If the food doesn’t have any molds on the surface, smell it. When it gets bad … you’ll know that. I can’t tell you exactly the smell of a spoiled canned food, because it’s different from one jar to another – but it’s really bad.
Botulinum bacteria are one of the few that is odorless and can’t be seen, you can’t always tell which jars are contaminated. The only things you can search for are clear signs of sealing and swelling. If you think food is spoiled on a bottle or bowl, never, never taste it.
It’s really not much to say about the taste: if it has the taste it should: eat it. If not, throw it away.
It is tempting to take shortcuts sometimes, but it’s not worth the risk when canning. If spoilage microorganisms are not killed, canned goods are unhealthy, and can have serious consequences.
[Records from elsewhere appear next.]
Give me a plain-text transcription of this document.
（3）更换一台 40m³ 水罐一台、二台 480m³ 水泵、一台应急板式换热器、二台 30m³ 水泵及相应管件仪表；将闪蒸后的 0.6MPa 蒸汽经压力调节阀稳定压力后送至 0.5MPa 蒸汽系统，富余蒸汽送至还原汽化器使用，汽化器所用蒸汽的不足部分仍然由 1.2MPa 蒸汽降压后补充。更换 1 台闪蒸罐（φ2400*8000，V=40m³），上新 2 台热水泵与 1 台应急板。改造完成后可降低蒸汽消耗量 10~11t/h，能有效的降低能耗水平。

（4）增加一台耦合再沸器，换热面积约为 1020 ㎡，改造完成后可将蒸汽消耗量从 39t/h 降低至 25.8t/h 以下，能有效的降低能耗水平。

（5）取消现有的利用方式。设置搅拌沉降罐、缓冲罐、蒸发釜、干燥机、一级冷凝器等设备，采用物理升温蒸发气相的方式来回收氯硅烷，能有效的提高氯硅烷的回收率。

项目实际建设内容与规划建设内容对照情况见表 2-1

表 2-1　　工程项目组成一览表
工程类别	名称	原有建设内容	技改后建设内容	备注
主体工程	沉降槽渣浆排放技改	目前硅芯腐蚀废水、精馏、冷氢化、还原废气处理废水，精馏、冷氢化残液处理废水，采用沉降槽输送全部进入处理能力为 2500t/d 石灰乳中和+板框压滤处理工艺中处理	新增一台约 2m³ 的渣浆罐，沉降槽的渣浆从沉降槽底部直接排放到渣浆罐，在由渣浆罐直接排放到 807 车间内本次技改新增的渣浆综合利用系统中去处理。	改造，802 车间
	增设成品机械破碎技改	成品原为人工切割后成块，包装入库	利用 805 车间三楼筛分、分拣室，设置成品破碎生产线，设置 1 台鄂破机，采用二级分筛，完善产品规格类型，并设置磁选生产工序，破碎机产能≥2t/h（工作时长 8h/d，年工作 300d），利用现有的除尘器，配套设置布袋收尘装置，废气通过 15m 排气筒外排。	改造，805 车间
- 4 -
Is it safe to use jars or cans that have frozen accidentally?
Cans or jars that freeze accidentally, such as those left in a car or basement in sub-zero temperatures, can present health problems.
Because the food inside expands when frozen, the pressure inside the jar will rise. When this happens the lid might get air inside. Not very safe to eat!
Do crystals in canned goods mean the food is not safe?
Canned food (usually seafood) often contains tiny pieces of a glass-like material. According to the U.S. Food and Drug Administration (FDA), these crystals pose no danger to consumers. Chemically known as magnesium ammonium phosphate, commonly called “struvite,” the crystals that form from some of the fish or shellfish’s natural constituents after they are commercially canned.
Can Pickles have Botulimia Bacteria?
Pickles are somewhat different because pickles work with vegetables, and vegetables are low-acid – which means they may develop Botulimia. But a pickle is a vegetable that has been covered with acidified brine, and that acid can either come from vinegar, that’s what we call a vinegar pickle or a quick pickle, or the acidity can be achieved through fermentation. This is to say, the fermentation cycle produces enough acidity to eliminate the possibility of botulism thanks to the wonderful processes of this micro-environment in which official lactobacillus bacteria are doing their thing.
If I’m not sure about one… What if I boil the jar or the can before eating it, just to make sure?
No. This can help to remove most harmful items, but not the worst (botulimia). To destroy the bacteria, you can cook it out but it’s not the bacteria that will kill you. It is the toxin it leaves behind.
What jars are best for canning?
It’s necessary to use heavy duty jars that are made specifically for home canning.
The most popular option is “Mason” type jars, which are screwed shut with a threaded neck. Do not re-use the lids, after a lid has been pried off once a perfect fit can no longer be guaranteed. Several times, the jars themselves can be used, as long as the rims are perfectly smooth and there are no marks or cracks to prevent a full seal.
Do not use commercial jars, for home canning, such as empty peanut butter jars. Commercial jars are not large enough to be used safely. Although most of the times – it works.
Is it safe to eat canned foods that went through a flooding?
Contaminated bottles, after contact with water, may be a concern. Floodwater can contain sewage and waste from animals, oil, and other contaminants, including agricultural and industrial chemicals. The Food and Drug Administration ( FDA) advises throwing out anything that is not kept in a safe container after a storm, if there is a chance of contact.